Friends, family members, and supporters welcomed two families to new homes they helped build in partnership with Habitat for Humanity Greater Boston in Mission Hill on Nov. 18. The sustainable and affordable homes represent opportunities for greater stability and a brighter future for the families, as well as an investment into the neighborhood.

Habitat Greater Boston hosted the dedication to recognize the completion of the two-family home and welcome the families: Abdi, Hodan, and their four children on one side and Justine, her mother and two daughters on the other.

Attendees at the celebration included Sheila Dillon, Boston’s chief of housing; District 8 City Councilor Sharon Durkan, who represents the neighborhood; and Maddrey Goode, chief of staff for the city’s Office of Black Advancement. Supporters who donated time and funding for the project also joined, as well as two families who are currently building their future homes with Habitat Greater Boston in Malden.

“We’re here to celebrate the hard work that Abdi, Hodan, and Justine put into making this a reality. We’re very honored to have you as our partners.” Habitat Greater Boston President and CEO Jim Kostaras said. “Homeownership is not just about having a place to live. It brings greater stability and a pathway to generational wealth.”

The Mission Hill project includes two four-bedroom units built using eco-friendly materials. Each unit features bay windows, skylights, and views of the Boston skyline.  

By partnering with Habitat Greater Boston, the two families will be able to build generational wealth and enjoy the security of a home of their own without having to worry about being displaced from their communities, friends, relatives, or schools due to unaffordable rent or inadequate living conditions.

“I’m still dreaming,” Justine told the crowd. “If it weren’t for all of you, I don’t know where I’d be – still struggling. But the blessing came, and we took the opportunity.”

Together, Justine, Abdi, and Hodan spent more than 550 hours working alongside Habitat Greater Boston staff and volunteers to build their home. They held on through multiple delays caused by the COVID-19 pandemic before construction wrapped up in the summer, never losing sight of their goal of becoming homeowners.
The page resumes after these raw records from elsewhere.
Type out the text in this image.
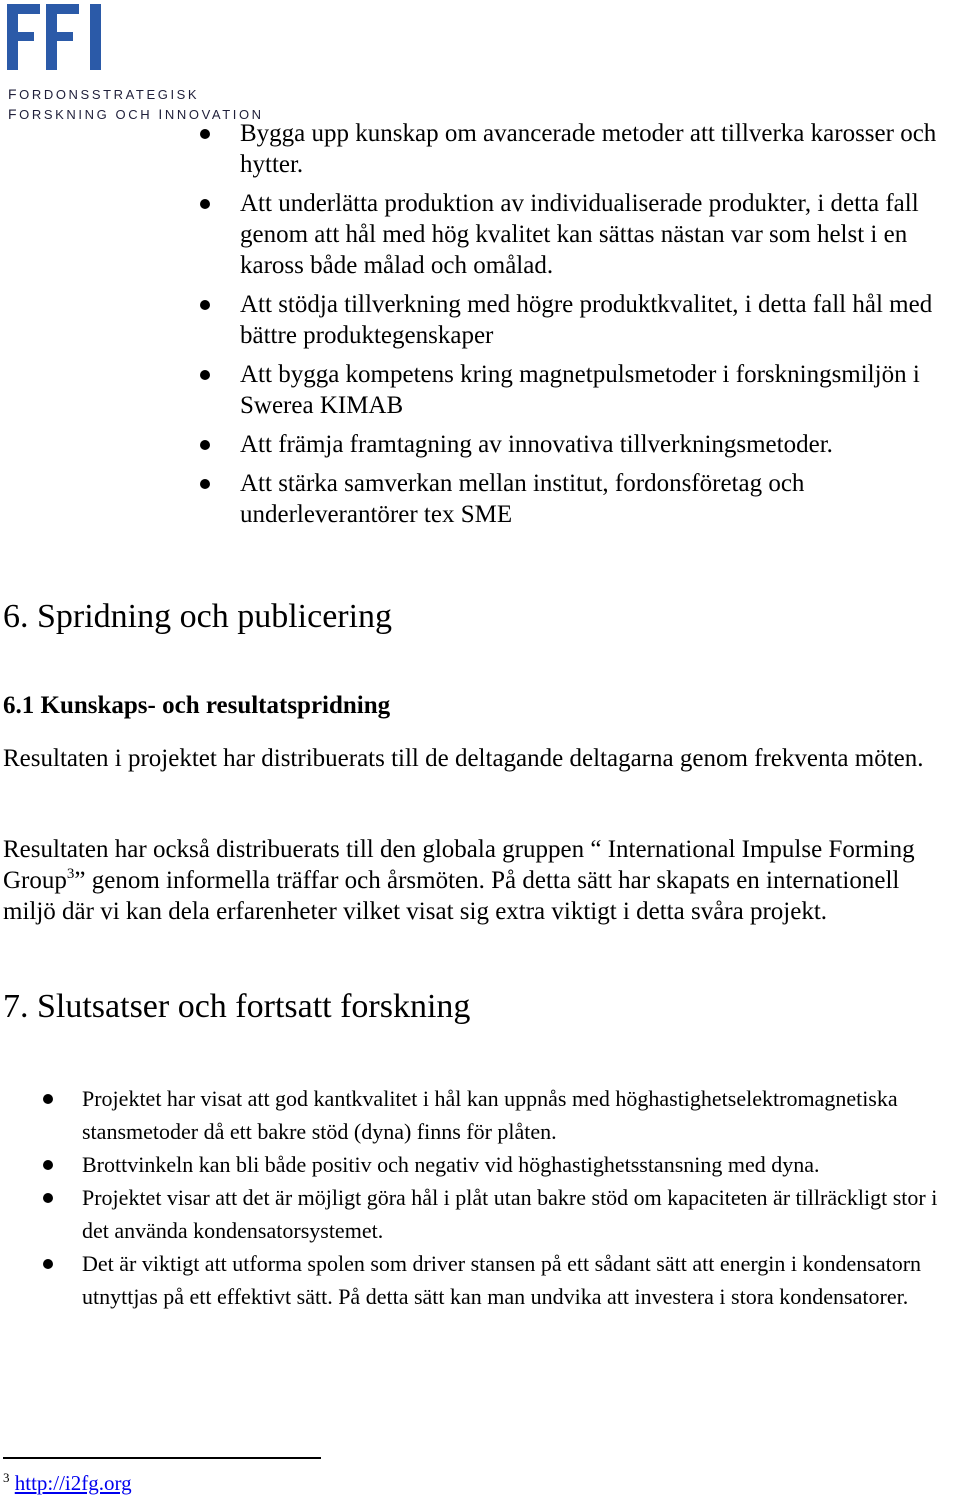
FORDONSSTRATEGISK
FORSKNING OCH INNOVATION
Bygga upp kunskap om avancerade metoder att tillverka karosser och hytter.
Att underlätta produktion av individualiserade produkter, i detta fall genom att hål med hög kvalitet kan sättas nästan var som helst i en kaross både målad och omålad.
Att stödja tillverkning med högre produktkvalitet, i detta fall hål med bättre produktegenskaper
Att bygga kompetens kring magnetpulsmetoder i forskningsmiljön i Swerea KIMAB
Att främja framtagning av innovativa tillverkningsmetoder.
Att stärka samverkan mellan institut, fordonsföretag och underleverantörer tex SME
6. Spridning och publicering
6.1 Kunskaps- och resultatspridning

Resultaten i projektet har distribuerats till de deltagande deltagarna genom frekventa möten.

Resultaten har också distribuerats till den globala gruppen “ International Impulse Forming Group$^3$” genom informella träffar och årsmöten. På detta sätt har skapats en internationell miljö där vi kan dela erfarenheter vilket visat sig extra viktigt i detta svåra projekt.

7. Slutsatser och fortsatt forskning
Projektet har visat att god kantkvalitet i hål kan uppnås med höghastighetselektromagnetiska stansmetoder då ett bakre stöd (dyna) finns för plåten.
Brottvinkeln kan bli både positiv och negativ vid höghastighetsstansning med dyna.
Projektet visar att det är möjligt göra hål i plåt utan bakre stöd om kapaciteten är tillräckligt stor i det använda kondensatorsystemet.
Det är viktigt att utforma spolen som driver stansen på ett sådant sätt att energin i kondensatorn utnyttjas på ett effektivt sätt. På detta sätt kan man undvika att investera i stora kondensatorer.
$^3$ http://i2fg.org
Each family received a zero-interest 30-year mortgage with payments set at 30% of their gross monthly income. Additionally, the partner families completed a series of first-time homebuyer courses to prepare them for the responsibilities and opportunities of homeownership.
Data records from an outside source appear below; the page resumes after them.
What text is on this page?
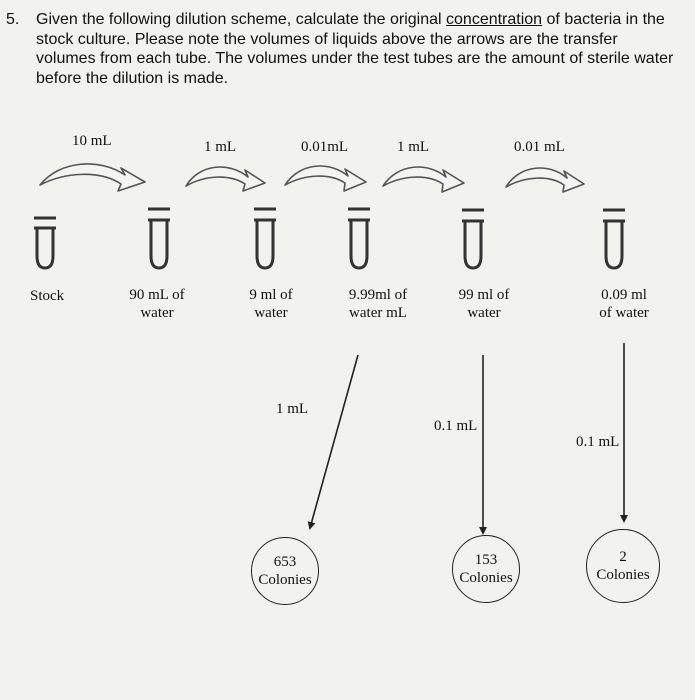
5. Given the following dilution scheme, calculate the original concentration of bacteria in the stock culture. Please note the volumes of liquids above the arrows are the transfer volumes from each tube. The volumes under the test tubes are the amount of sterile water before the dilution is made.
10 mL	1 mL	0.01mL	1 mL	0.01 mL
Stock	90 mL of
water
9 ml of
water
9.99ml of
water mL
99 ml of
water
0.09 ml
of water
1 mL
0.1 mL
0.1 mL
653
Colonies
153
Colonies
2
Colonies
“I’m really grateful for what you’ve done for me and my family,” Abdi said. “I think all of you from the bottom of my heart.”

To participate in the homeownership program, families must meet eligibility criteria based on their income, ability to pay the cost of an affordable mortgage, need for better housing, and willingness to partner with Habitat Greater Boston.

Volunteers contribute about 70% of the labor to build Habitat Greater Boston homes, with the remainder performed by staff and licensed subcontractors. Funding for Habitat Greater Boston homes comes from a network of generous supporters.

Since 1987, Habitat Greater Boston has built more than 120 affordable homes for families with low-to-moderate incomes. Plans for upcoming projects include homes in Roslindale, Dorchester, and Weston.